In April of this year, she recounted her harrowing experiences in testimony before the U.S. House Foreign Affairs Committee, urging that justice be served.

"I remember everything," she said. "He [the attacker] held me at gunpoint, abused and raped me repeatedly. I was so shocked and exhausted that I lost consciousness. I would regain consciousness and cry with no control begging him to kill me. He said, 'No.

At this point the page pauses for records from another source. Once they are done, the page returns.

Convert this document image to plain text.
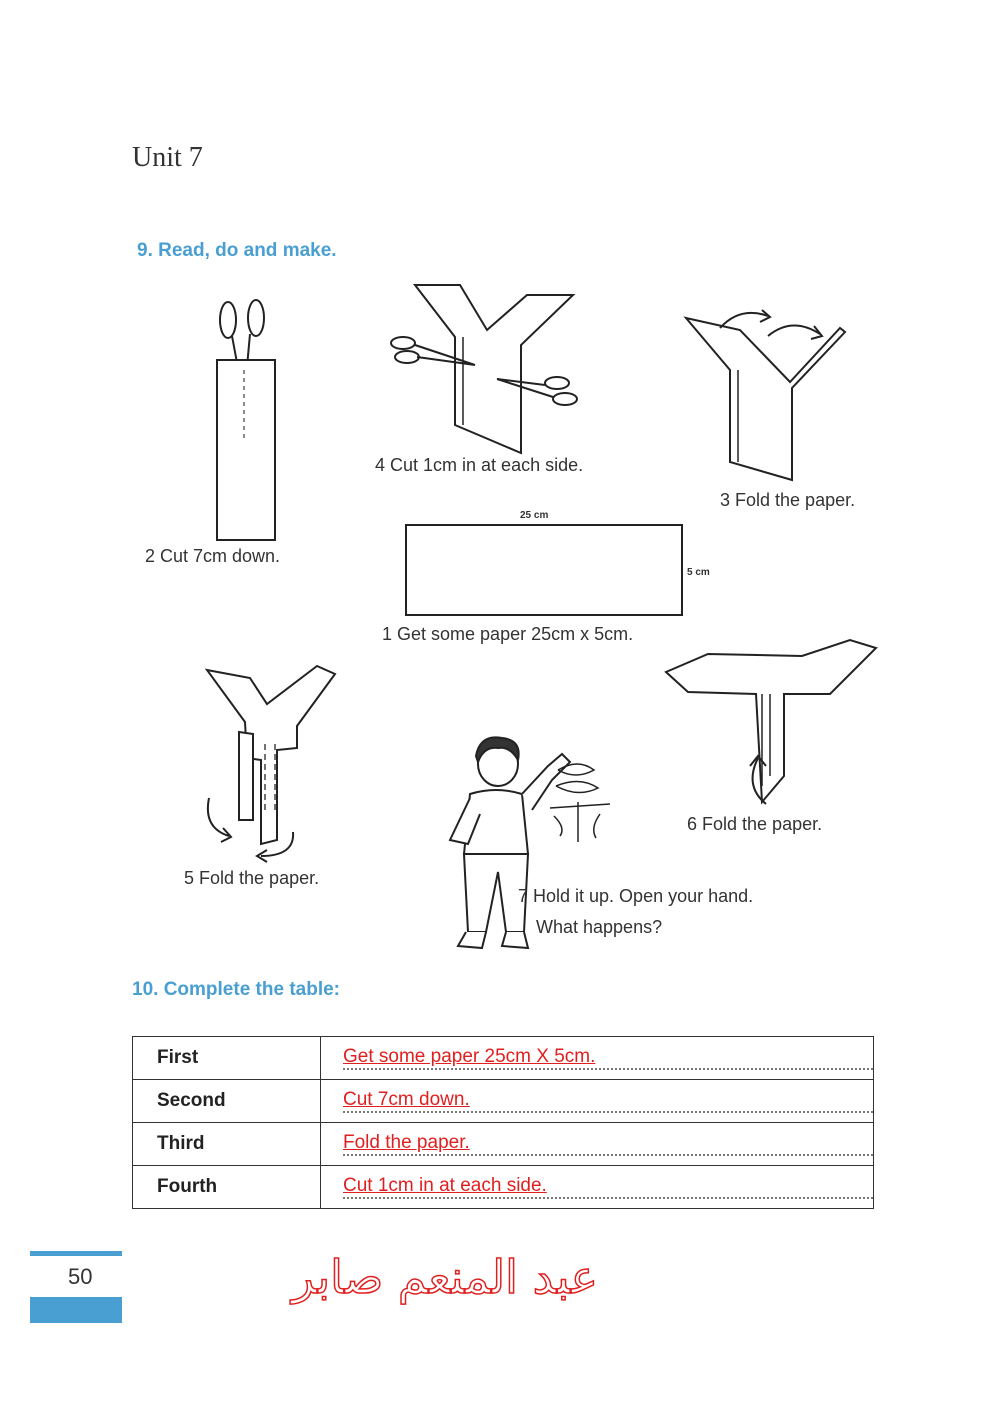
Unit 7
9. Read, do and make.
2 Cut 7cm down.
4 Cut 1cm in at each side.
3 Fold the paper.
25 cm
5 cm
1 Get some paper 25cm x 5cm.
5 Fold the paper.
7 Hold it up. Open your hand.
What happens?
6 Fold the paper.
10. Complete the table:
First	Get some paper 25cm X 5cm.

Second	Cut 7cm down.

Third	Fold the paper.

Fourth	Cut 1cm in at each side.
50	عبد المنعم صابر
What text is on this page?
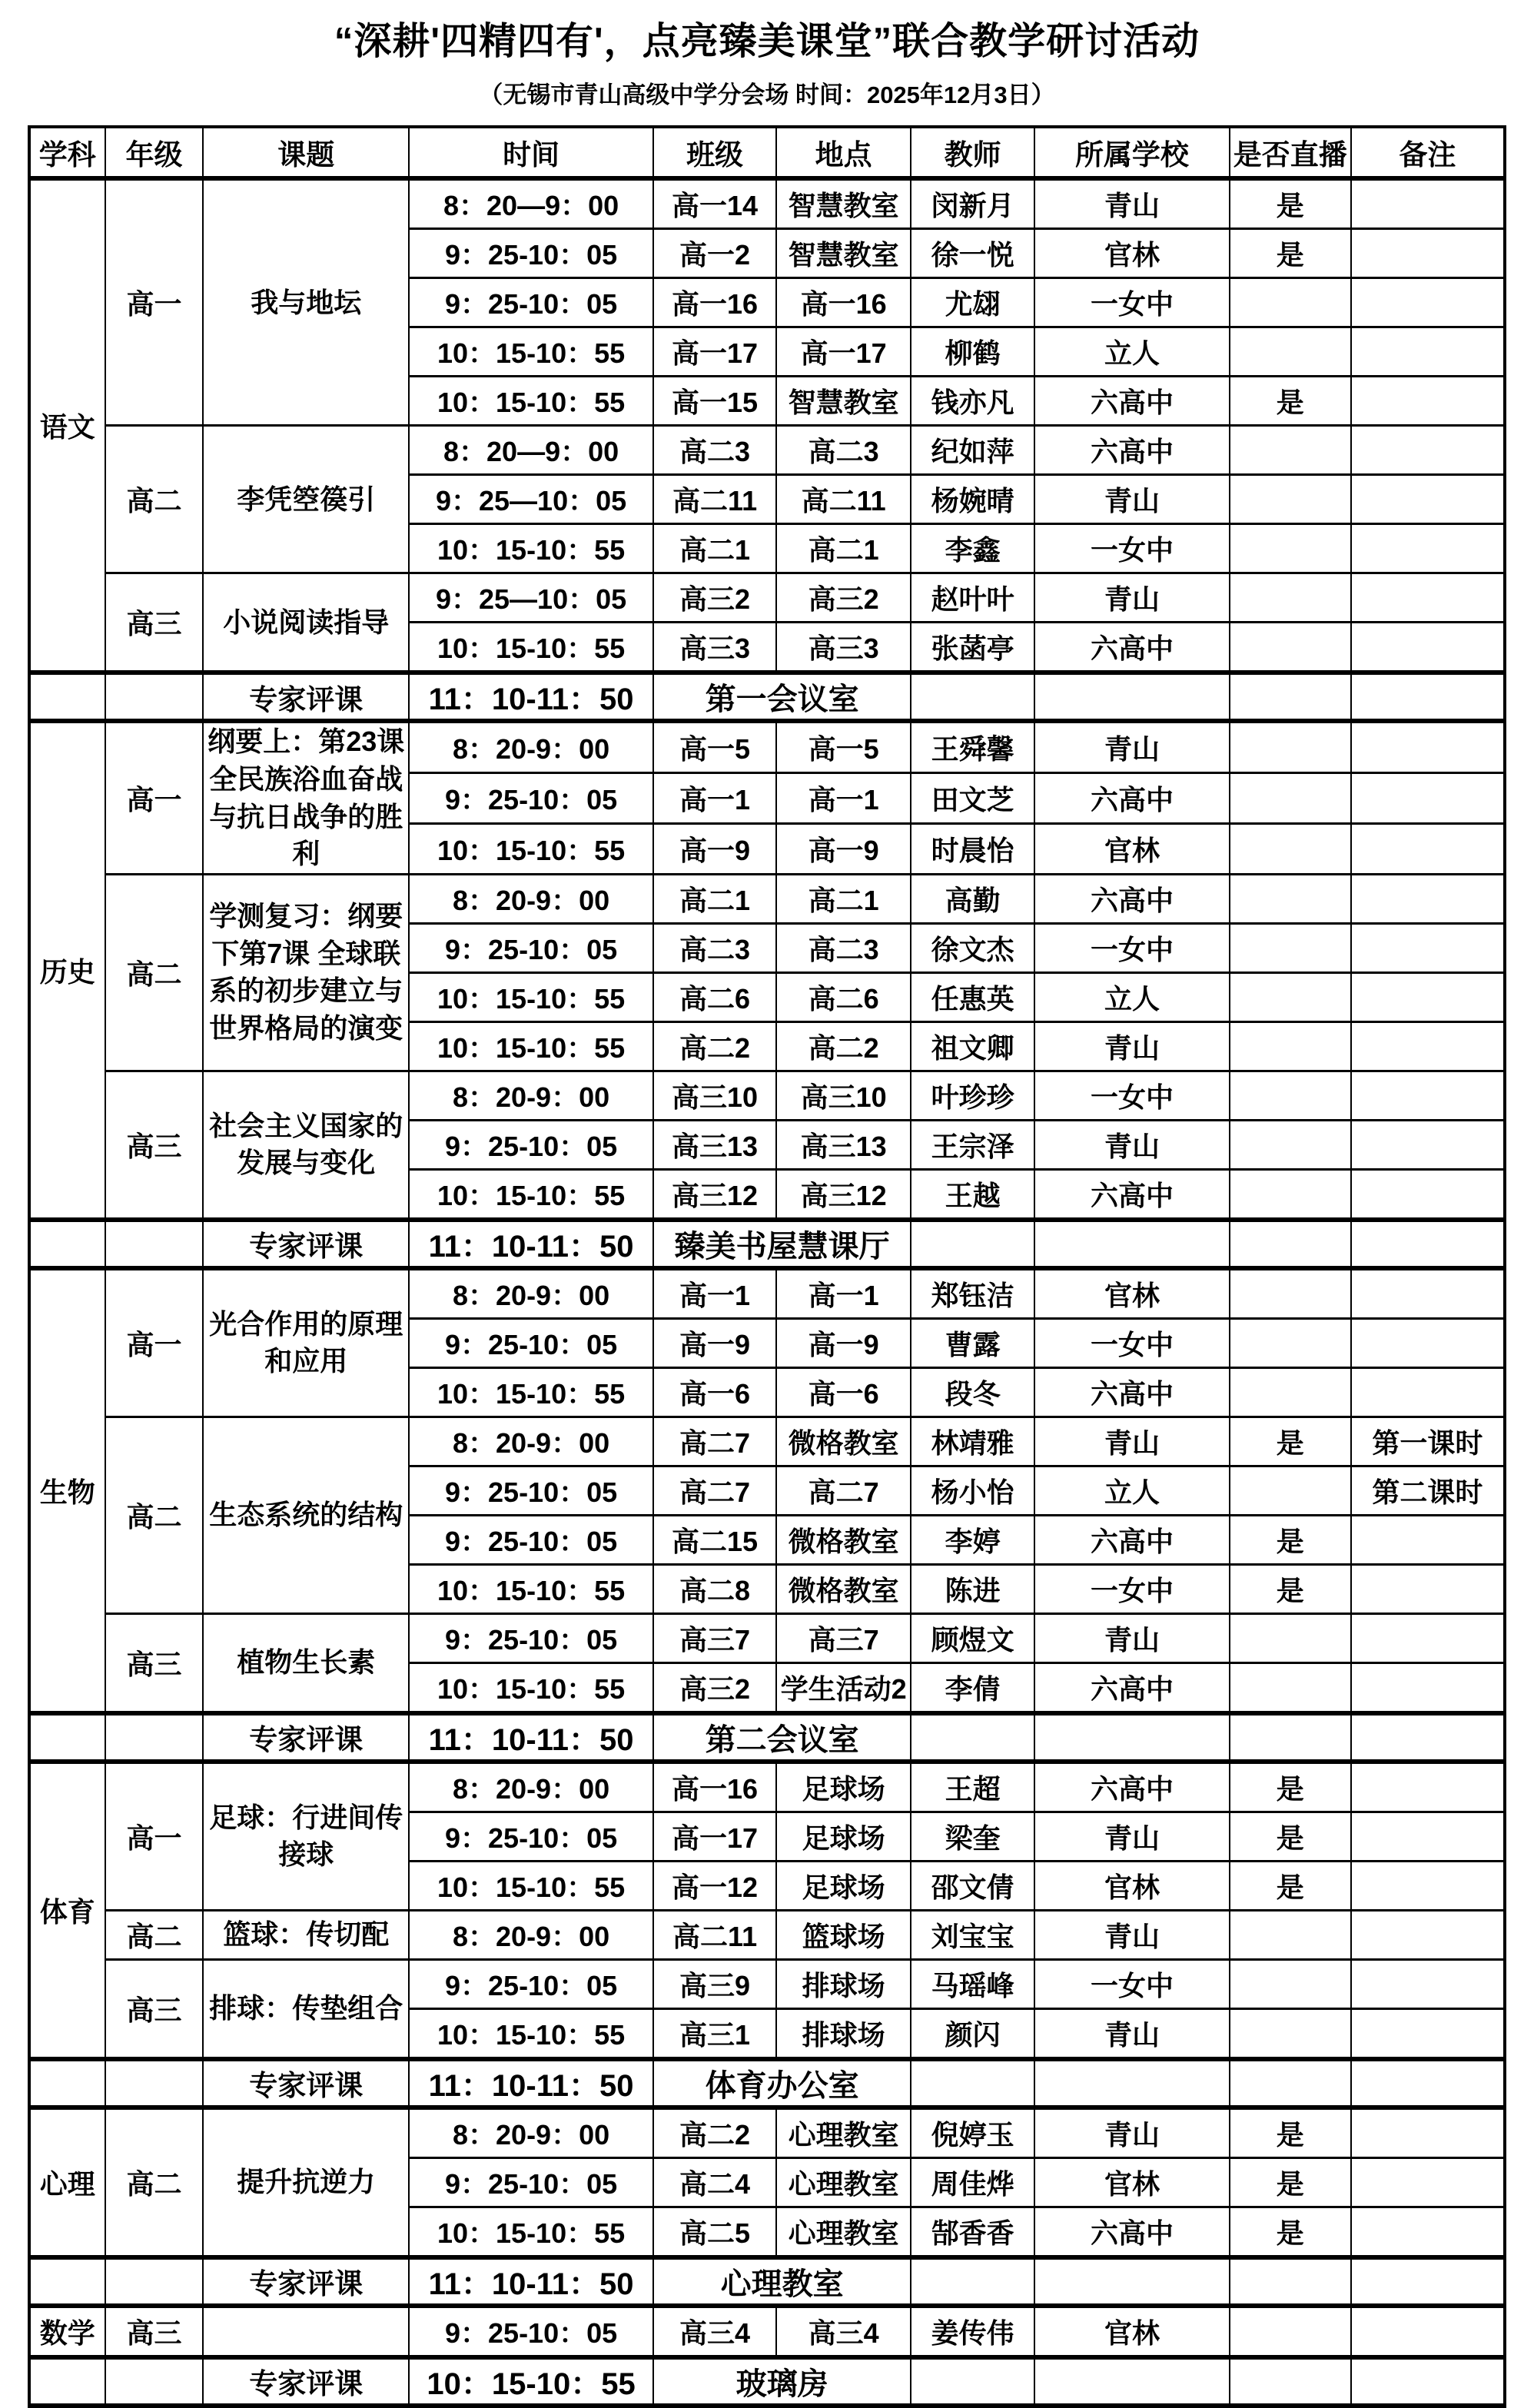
“深耕'四精四有'，点亮臻美课堂”联合教学研讨活动
（无锡市青山高级中学分会场 时间：2025年12月3日）
学科	年级	课题	时间	班级	地点	教师	所属学校	是否直播	备注
语文	高一	我与地坛	8：20—9：00	高一14	智慧教室	闵新月	青山	是	
			9：25-10：05	高一2	智慧教室	徐一悦	官林	是	
			9：25-10：05	高一16	高一16	尤翃	一女中		
			10：15-10：55	高一17	高一17	柳鹤	立人		
			10：15-10：55	高一15	智慧教室	钱亦凡	六高中	是	
	高二	李凭箜篌引	8：20—9：00	高二3	高二3	纪如萍	六高中		
			9：25—10：05	高二11	高二11	杨婉晴	青山		
			10：15-10：55	高二1	高二1	李鑫	一女中		
	高三	小说阅读指导	9：25—10：05	高三2	高三2	赵叶叶	青山		
			10：15-10：55	高三3	高三3	张菡亭	六高中		
		专家评课	11：10-11：50	第一会议室					
历史	高一	纲要上：第23课 全民族浴血奋战与抗日战争的胜利	8：20-9：00	高一5	高一5	王舜馨	青山		
			9：25-10：05	高一1	高一1	田文芝	六高中		
			10：15-10：55	高一9	高一9	时晨怡	官林		
	高二	学测复习：纲要下第7课 全球联系的初步建立与世界格局的演变	8：20-9：00	高二1	高二1	高勤	六高中		
			9：25-10：05	高二3	高二3	徐文杰	一女中		
			10：15-10：55	高二6	高二6	任惠英	立人		
			10：15-10：55	高二2	高二2	祖文卿	青山		
	高三	社会主义国家的发展与变化	8：20-9：00	高三10	高三10	叶珍珍	一女中		
			9：25-10：05	高三13	高三13	王宗泽	青山		
			10：15-10：55	高三12	高三12	王越	六高中		
		专家评课	11：10-11：50	臻美书屋慧课厅					
生物	高一	光合作用的原理和应用	8：20-9：00	高一1	高一1	郑钰洁	官林		
			9：25-10：05	高一9	高一9	曹露	一女中		
			10：15-10：55	高一6	高一6	段冬	六高中		
	高二	生态系统的结构	8：20-9：00	高二7	微格教室	林靖雅	青山	是	第一课时
			9：25-10：05	高二7	高二7	杨小怡	立人		第二课时
			9：25-10：05	高二15	微格教室	李婷	六高中	是	
			10：15-10：55	高二8	微格教室	陈进	一女中	是	
	高三	植物生长素	9：25-10：05	高三7	高三7	顾煜文	青山		
			10：15-10：55	高三2	学生活动2	李倩	六高中		
		专家评课	11：10-11：50	第二会议室					
体育	高一	足球：行进间传接球	8：20-9：00	高一16	足球场	王超	六高中	是	
			9：25-10：05	高一17	足球场	梁奎	青山	是	
			10：15-10：55	高一12	足球场	邵文倩	官林	是	
	高二	篮球：传切配	8：20-9：00	高二11	篮球场	刘宝宝	青山		
	高三	排球：传垫组合	9：25-10：05	高三9	排球场	马瑶峰	一女中		
			10：15-10：55	高三1	排球场	颜闪	青山		
		专家评课	11：10-11：50	体育办公室					
心理	高二	提升抗逆力	8：20-9：00	高二2	心理教室	倪婷玉	青山	是	
			9：25-10：05	高二4	心理教室	周佳烨	官林	是	
			10：15-10：55	高二5	心理教室	郜香香	六高中	是	
		专家评课	11：10-11：50	心理教室					
数学	高三		9：25-10：05	高三4	高三4	姜传伟	官林		
		专家评课	10：15-10：55	玻璃房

I won't because you will suffer more this way.' In all honesty, I did suffer a lot."

Krasniqi Goodman offered her support for Tahiri-Sylejmani on Monday, saying she "could always count on her and her family's support.”

Since telling her story, Krasniqi Goodman has become an advocate for justice for survivors of sexual violence in war.

5,000 dresses and skirts hang inside a stadium, in an exhibition titled "Thinking of You" by Kosovo-born Alketa Xhafa-Mripa, in Pristina, June 2015. The artist hoped to draw attention to the stigma suffered by victims of wartime sexual violence.
5,000 dresses and skirts hang inside a stadium, in an exhibition titled "Thinking of You" by Kosovo-born Alketa Xhafa-Mripa, in Pristina, June 2015. The artist hoped to draw attention to the stigma suffered by victims of wartime sexual violence.

Shedding the stigma

Many survivors kept quiet for decades, fearing the shame and public humiliation that rape can bring to an extended family in a historically patriarchal society.

As Kosovo struggled to rebuild and secure international recognition in the wake of its 2008 declaration of independence, the issue of sexual violence remained largely on the back burner.

Last year, the government started to provide reparations for victims of sexual war crimes under a law that compensates veterans of the Kosovo War.

Claimants welcome the lifetime monthly compensation of $275 for the physical and psychological trauma — about 90% of the average salary for Kosovar women.

Even so, Tahiri-Sylejmani and Krasniqi Goodman insist the compensation is no substitute for justice.